TrustPoint bestellt 40 Satelliten als Alternative zu GPS

TrustPoint bestellt 40 Satelliten als Alternative zu GPS

Das US-Unternehmen TrustPoint hat die Testphase abgeschlossen und mit dem Aufbau einer vollständigen orbitalen Konstellation für ein alternatives Satellitennavigationssystem begonnen. Laut ixbt.com zielt diese Initiative darauf ab, eine neue Technologie einzuführen, die deutlich leistungsfähiger und resistenter gegen elektronische Störungen ist als herkömmliche GPS-Systeme, was weltweit immer wichtiger wird. berichtet Ixbt.com.

Das Unternehmen hat eine formelle Vereinbarung mit EnduroSat US über die Herstellung und Integration von 40 Kleinsatelliten getroffen. Es ist geplant, dass diese Raumfahrzeuge Navigationssignale im C-Band übertragen. Die neue orbitale Konstellation soll in drei aufeinanderfolgenden großen Chargen ins All befördert werden.

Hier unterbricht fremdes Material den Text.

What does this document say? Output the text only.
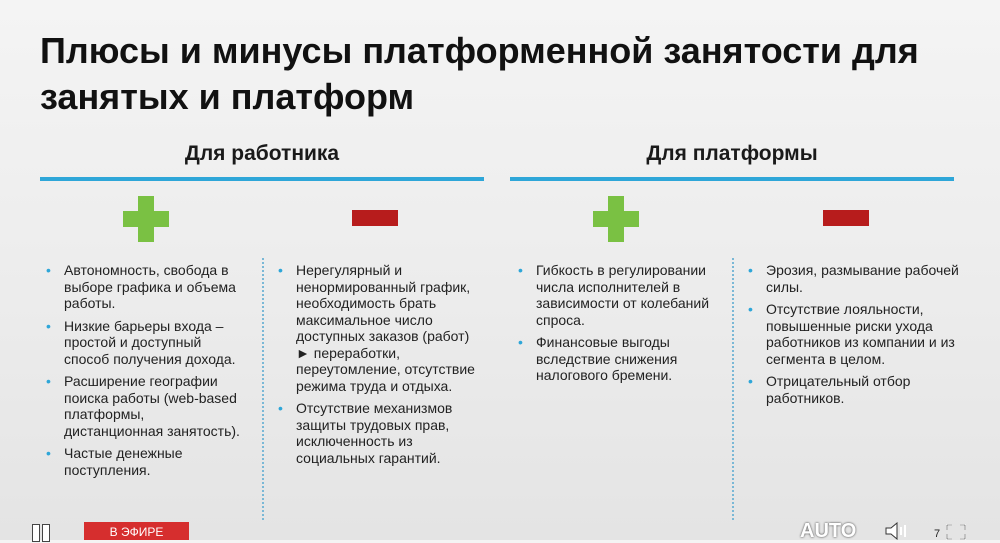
Плюсы и минусы платформенной занятости для занятых и платформ
Для работника	Для платформы
• Автономность, свобода в выборе графика и объема работы.
• Низкие барьеры входа – простой и доступный способ получения дохода.
• Расширение географии поиска работы (web-based платформы, дистанционная занятость).
• Частые денежные поступления.
• Нерегулярный и ненормированный график, необходимость брать максимальное число доступных заказов (работ) ► переработки, переутомление, отсутствие режима труда и отдыха.
• Отсутствие механизмов защиты трудовых прав, исключенность из социальных гарантий.
• Гибкость в регулировании числа исполнителей в зависимости от колебаний спроса.
• Финансовые выгоды вследствие снижения налогового бремени.
• Эрозия, размывание рабочей силы.
• Отсутствие лояльности, повышенные риски ухода работников из компании и из сегмента в целом.
• Отрицательный отбор работников.
В ЭФИРЕ	AUTO	7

Neue Architektur und technische Vorteile

Experten erklären, dass dieser Ansatz es ermöglicht, den Betrieb der zuerst gestarteten Einheiten zu analysieren, notwendige Änderungen am Design der nachfolgenden Satellitengenerationen vorzunehmen und die Systemkapazitäten schrittweise zu erweitern. Anstatt eine eigene Fabrik zu bauen, entschied sich TrustPoint für die Nutzung der fertigen Serienplattformen von EnduroSat.

Auf diesen Plattformen wird jedoch die firmeneigene Navigationsnutzlast installiert. Der Hauptunterschied zu GPS und anderen traditionellen globalen Satellitennavigationssystemen besteht darin, dass die Geräte von TrustPoint im Low Earth Orbit stationiert werden und Signale im C-Band übertragen, während klassische GNSS-Netzwerke das L-Band und den Medium Earth Orbit nutzen.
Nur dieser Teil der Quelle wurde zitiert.